Author: Yan SHI ¹ ; Candy LEE ² ; Peng SANG ¹ ; Zaid AMSO ² ; David HUANG ² ; Weixia ZHONG ² ; Meng GU ¹ ; Lulu WEI ¹ ; Vân T B NGUYEN-TRAN ² ; Jingyao ZHANG ¹ ; Weijun SHEN ² ; Jianfeng CAI ¹
Author Information

1. Department of Chemistry, University of South Florida, Tampa, FL 33620, USA.
2. Calibr at Scripps Research, La Jolla, CA 92037, USA.
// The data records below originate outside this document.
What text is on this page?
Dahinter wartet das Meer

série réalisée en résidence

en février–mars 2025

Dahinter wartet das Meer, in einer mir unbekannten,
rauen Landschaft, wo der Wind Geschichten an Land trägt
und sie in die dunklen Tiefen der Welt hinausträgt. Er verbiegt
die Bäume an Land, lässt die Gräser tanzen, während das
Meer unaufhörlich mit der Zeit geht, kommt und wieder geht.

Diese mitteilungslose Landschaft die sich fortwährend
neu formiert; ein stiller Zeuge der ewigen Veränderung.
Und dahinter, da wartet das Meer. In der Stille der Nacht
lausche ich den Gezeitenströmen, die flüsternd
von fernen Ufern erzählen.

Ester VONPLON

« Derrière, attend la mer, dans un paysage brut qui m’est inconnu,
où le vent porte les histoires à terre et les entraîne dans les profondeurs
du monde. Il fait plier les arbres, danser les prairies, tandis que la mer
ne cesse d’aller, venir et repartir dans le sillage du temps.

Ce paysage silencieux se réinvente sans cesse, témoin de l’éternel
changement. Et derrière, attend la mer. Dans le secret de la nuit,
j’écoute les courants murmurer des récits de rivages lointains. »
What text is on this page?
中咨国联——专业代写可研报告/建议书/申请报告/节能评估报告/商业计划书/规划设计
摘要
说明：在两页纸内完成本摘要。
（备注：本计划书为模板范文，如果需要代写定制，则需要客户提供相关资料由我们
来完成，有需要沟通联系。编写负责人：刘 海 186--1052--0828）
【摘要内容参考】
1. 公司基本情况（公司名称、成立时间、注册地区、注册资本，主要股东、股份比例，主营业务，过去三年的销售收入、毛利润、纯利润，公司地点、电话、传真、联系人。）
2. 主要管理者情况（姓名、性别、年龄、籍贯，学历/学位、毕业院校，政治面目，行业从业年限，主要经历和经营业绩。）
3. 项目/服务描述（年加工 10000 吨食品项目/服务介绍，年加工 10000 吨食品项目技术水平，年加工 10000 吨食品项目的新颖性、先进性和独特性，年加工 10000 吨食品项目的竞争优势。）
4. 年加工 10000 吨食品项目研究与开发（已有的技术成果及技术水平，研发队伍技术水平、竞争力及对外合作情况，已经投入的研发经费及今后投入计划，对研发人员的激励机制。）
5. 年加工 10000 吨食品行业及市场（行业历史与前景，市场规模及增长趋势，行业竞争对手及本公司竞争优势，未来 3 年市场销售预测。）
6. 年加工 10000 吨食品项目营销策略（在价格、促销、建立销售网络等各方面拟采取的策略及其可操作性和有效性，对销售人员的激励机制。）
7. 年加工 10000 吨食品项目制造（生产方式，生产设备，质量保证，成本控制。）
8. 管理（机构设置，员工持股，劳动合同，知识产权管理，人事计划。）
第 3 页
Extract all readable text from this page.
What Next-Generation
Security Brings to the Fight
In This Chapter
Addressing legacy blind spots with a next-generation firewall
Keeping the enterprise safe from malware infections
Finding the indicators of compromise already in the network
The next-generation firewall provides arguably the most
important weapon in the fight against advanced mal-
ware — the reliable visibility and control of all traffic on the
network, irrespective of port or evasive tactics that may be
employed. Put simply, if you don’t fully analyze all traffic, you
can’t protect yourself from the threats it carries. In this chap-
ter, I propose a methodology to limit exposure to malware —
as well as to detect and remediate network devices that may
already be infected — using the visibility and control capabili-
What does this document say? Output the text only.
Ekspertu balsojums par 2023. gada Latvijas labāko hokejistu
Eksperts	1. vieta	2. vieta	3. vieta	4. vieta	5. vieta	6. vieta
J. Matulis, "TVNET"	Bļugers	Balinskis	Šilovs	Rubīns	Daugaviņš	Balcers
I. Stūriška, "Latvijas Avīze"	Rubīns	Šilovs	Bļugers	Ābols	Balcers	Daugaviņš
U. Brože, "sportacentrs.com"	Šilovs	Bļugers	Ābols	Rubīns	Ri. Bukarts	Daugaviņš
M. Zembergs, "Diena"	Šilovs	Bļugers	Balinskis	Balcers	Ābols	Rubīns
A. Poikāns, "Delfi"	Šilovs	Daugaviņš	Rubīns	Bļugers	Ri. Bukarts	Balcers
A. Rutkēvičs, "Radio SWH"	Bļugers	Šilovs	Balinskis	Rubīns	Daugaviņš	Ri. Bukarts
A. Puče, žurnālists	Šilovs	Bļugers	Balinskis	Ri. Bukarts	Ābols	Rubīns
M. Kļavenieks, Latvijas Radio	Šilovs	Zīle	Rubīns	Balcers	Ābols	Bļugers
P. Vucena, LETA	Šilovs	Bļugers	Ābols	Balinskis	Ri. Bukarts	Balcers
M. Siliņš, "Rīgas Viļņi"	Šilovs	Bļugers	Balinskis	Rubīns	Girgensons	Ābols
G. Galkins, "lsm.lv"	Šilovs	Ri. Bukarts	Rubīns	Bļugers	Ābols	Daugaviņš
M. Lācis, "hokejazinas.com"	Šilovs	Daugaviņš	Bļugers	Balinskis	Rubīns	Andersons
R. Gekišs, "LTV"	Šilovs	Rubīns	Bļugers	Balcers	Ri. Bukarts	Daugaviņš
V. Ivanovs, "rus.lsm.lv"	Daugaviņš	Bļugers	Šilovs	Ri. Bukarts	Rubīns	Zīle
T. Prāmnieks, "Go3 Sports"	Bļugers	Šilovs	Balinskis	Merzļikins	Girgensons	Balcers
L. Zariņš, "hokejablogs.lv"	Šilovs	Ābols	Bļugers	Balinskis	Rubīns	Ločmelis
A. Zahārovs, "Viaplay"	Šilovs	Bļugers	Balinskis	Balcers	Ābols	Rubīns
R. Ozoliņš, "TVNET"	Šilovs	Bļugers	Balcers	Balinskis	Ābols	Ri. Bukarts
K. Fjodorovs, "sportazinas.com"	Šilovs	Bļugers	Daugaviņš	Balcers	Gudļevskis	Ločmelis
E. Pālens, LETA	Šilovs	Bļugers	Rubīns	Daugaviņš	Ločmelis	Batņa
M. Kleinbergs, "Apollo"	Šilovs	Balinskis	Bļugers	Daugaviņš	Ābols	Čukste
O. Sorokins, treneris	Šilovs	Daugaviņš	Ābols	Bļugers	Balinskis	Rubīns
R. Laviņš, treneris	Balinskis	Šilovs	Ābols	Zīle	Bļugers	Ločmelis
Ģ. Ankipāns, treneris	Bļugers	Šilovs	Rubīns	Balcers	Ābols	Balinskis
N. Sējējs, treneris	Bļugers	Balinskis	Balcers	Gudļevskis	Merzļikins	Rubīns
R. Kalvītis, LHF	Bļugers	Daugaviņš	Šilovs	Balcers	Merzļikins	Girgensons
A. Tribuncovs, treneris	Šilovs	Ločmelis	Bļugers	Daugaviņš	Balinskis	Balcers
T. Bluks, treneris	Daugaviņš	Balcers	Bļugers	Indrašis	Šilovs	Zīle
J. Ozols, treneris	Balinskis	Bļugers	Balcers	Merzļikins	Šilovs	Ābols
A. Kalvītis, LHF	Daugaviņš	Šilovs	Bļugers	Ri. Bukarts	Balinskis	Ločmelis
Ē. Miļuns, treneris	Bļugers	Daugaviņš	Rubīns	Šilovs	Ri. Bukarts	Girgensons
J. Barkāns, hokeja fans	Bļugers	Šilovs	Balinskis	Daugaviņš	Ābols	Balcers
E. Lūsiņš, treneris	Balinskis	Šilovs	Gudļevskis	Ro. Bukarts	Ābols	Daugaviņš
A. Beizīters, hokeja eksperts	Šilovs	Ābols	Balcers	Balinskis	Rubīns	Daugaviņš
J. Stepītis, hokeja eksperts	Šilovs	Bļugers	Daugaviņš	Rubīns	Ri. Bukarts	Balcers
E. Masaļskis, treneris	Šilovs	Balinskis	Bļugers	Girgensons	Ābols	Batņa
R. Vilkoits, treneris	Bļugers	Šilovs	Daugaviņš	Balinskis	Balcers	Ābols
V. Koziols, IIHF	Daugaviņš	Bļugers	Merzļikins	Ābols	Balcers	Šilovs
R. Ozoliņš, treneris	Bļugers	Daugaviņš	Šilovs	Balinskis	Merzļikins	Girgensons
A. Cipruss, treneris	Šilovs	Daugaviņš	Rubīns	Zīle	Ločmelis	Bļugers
Publication Type:Journal Article
Keywords: GLP-1; GLP-1R agonists; Helical structures; Peptidomimetics; Pharmacological activity; Rational design; Stability; Type-2 diabetes treatments
From: Acta Pharmaceutica Sinica B 2023;13(4):1648-1659
CountryChina
Language:English
Abstract: Peptides are increasingly important resources for biological and therapeutic development, however, their intrinsic susceptibility to proteolytic degradation represents a big hurdle. As a natural agonist for GLP-1R, glucagon-like peptide 1 (GLP-1) is of significant clinical interest for the treatment of type-2 diabetes mellitus, but its in vivo instability and short half-life have largely prevented its therapeutic application. Here, we describe the rational design of a series of α/sulfono-γ-AA peptide hybrid analogues of GLP-1 as the GLP-1R agonists. Certain GLP-1 hybrid analogues exhibited enhanced stability (t _1/2 > 14 days) compared to t _1/2 (<1 day) of GLP-1 in the blood plasma and in vivo. These newly developed peptide hybrids may be viable alternative of semaglutide for type-2 diabetes treatment. Additionally, our findings suggest that sulfono-γ-AA residues could be adopted to substitute canonical amino acids residues to improve the pharmacological activity of peptide-based drugs.